Other highlights of the emerging public spaces are a small dog park, which still has that brand new smell of mulch, and will soon be jam-packed with Fidos. The most popular new park feature so far is the narrow skateboard path at the other end of the Highland Bridge site, closer to Ford Parkway. It immediately becomes the best skatepark in St. Paul – a low bar – and guarantees a constant flow of teenagers in the area.
Historical panoramas unveiled
At least for now, it’s strange to visit Highland Bridge Parks. Despite building materials piled up in every direction, the area seems almost unstable. The large grounds that will one day house thousands of people are, today, a variety of prairie plants providing habitat for goldfinches and monarch butterflies while blue jays cack incessantly from nearby trees. The end result is a sense of open possibility – and a view that hasn’t been accessible to anyone in St. Paul for a century, not since Henry Ford’s massive Highland factory was first built there. place.
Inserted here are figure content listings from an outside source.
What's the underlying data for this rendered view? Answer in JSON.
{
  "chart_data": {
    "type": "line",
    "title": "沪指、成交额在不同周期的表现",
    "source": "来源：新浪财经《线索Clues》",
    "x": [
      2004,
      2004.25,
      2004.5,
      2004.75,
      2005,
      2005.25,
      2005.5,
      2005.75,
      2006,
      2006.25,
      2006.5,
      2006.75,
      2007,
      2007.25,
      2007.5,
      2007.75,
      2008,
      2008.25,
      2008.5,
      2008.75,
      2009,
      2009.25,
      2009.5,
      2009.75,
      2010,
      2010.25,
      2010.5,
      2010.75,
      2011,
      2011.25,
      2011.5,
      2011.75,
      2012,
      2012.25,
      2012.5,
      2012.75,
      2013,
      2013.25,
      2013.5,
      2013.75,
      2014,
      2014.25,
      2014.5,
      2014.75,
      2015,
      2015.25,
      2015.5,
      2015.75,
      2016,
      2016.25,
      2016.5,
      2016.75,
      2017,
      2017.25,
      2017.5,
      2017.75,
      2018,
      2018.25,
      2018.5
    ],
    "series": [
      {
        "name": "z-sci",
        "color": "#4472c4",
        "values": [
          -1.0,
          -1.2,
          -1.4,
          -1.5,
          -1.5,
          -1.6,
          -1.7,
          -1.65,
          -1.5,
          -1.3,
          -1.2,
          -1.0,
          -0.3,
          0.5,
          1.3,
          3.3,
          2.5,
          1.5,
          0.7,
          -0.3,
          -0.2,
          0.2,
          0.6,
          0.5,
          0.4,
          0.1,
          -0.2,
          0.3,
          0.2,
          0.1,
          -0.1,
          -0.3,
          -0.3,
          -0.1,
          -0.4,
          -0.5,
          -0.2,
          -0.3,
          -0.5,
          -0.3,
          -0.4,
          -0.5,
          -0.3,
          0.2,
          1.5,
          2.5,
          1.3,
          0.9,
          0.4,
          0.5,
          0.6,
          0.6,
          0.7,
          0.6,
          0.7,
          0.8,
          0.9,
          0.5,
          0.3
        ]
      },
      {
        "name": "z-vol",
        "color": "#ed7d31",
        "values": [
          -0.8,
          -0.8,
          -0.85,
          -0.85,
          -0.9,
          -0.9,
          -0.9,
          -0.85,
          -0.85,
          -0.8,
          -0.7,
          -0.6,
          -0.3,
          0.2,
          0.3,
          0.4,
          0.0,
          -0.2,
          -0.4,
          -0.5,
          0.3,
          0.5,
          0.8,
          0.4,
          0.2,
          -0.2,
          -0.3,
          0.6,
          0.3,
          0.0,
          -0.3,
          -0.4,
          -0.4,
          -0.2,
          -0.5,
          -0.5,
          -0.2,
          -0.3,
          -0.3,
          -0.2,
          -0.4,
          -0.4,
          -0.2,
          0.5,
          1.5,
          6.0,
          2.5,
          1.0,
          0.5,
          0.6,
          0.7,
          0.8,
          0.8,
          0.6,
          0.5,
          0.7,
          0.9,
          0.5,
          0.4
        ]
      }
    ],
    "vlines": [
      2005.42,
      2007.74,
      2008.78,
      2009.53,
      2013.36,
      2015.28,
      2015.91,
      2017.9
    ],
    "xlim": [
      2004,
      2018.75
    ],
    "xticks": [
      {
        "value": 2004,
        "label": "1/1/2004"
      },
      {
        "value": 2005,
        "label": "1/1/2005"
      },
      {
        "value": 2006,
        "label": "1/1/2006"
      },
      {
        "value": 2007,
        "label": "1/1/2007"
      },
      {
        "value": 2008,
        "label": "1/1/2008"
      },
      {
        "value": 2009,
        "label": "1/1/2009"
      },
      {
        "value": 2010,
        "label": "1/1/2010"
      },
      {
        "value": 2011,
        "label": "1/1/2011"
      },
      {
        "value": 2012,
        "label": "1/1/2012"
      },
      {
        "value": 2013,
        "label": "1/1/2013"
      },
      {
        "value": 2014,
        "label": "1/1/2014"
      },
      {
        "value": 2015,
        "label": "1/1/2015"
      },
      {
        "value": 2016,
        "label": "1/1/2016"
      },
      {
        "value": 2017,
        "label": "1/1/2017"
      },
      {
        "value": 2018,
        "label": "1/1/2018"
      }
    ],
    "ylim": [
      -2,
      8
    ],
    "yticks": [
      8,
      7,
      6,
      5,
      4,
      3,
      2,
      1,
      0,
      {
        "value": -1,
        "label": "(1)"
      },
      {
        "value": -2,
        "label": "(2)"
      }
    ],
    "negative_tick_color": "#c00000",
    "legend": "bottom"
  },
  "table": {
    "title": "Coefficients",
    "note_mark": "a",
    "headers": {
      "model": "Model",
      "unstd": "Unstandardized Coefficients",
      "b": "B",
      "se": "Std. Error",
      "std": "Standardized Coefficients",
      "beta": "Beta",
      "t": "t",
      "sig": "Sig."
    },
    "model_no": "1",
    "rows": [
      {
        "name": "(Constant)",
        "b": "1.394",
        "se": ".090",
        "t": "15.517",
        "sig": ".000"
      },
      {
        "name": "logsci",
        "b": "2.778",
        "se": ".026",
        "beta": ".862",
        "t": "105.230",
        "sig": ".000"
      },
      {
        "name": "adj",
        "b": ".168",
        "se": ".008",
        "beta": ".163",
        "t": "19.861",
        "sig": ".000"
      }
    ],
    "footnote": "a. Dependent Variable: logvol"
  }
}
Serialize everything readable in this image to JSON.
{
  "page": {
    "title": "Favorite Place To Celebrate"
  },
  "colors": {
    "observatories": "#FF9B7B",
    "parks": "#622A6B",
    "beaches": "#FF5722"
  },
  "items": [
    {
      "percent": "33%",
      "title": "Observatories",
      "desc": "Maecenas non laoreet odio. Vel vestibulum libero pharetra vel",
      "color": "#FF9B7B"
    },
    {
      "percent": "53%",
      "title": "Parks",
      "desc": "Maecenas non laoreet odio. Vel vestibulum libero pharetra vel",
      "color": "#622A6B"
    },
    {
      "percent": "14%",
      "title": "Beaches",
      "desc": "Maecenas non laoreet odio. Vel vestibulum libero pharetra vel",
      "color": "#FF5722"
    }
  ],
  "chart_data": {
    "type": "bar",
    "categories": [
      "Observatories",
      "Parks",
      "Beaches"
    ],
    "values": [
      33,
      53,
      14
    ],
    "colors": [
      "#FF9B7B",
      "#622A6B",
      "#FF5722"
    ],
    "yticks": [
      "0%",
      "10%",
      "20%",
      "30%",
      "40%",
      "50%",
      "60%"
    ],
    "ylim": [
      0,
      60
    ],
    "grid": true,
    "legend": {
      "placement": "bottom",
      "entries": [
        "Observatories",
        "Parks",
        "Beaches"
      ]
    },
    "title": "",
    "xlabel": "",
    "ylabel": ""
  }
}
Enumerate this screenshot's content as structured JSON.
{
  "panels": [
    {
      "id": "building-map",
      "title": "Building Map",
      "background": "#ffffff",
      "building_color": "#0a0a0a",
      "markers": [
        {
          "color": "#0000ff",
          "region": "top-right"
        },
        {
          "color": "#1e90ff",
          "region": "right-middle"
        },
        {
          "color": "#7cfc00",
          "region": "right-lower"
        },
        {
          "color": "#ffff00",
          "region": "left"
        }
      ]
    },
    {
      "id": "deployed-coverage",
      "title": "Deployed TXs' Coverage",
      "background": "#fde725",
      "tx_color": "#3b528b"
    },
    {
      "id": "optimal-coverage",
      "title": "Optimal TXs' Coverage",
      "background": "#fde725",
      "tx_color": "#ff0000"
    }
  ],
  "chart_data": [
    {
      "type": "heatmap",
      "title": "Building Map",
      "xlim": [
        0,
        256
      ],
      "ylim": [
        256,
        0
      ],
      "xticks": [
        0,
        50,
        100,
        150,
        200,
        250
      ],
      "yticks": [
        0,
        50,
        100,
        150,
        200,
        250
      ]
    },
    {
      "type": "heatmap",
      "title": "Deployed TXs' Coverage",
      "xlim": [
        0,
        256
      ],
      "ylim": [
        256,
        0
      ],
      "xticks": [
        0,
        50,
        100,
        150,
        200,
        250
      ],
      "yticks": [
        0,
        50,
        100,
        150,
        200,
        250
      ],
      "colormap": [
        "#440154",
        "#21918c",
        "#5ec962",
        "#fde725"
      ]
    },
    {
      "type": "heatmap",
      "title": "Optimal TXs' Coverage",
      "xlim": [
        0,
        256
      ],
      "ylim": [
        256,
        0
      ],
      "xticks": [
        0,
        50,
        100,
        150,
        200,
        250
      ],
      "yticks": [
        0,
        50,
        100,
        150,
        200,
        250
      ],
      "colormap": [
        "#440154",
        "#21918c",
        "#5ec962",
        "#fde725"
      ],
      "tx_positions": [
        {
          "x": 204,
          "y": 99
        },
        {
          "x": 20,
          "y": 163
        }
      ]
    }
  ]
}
There is more to come. In a few weeks, the extension of Usci Makhà Park leading under Mississippi River Boulevard will be open to the public, and Stewart assures me it will be amazing. Children like Sam and Benjamin will be able to stand right next to the falls and watch the water crumble away. And one day, when St. Paul finds the funding, there will be another park leading along the cliff, connecting Highland Bridge to the great Hidden Falls Park along the Mississippi River.
Check it out if you’re in the area. Bring a child, if you have one. You will not regret it.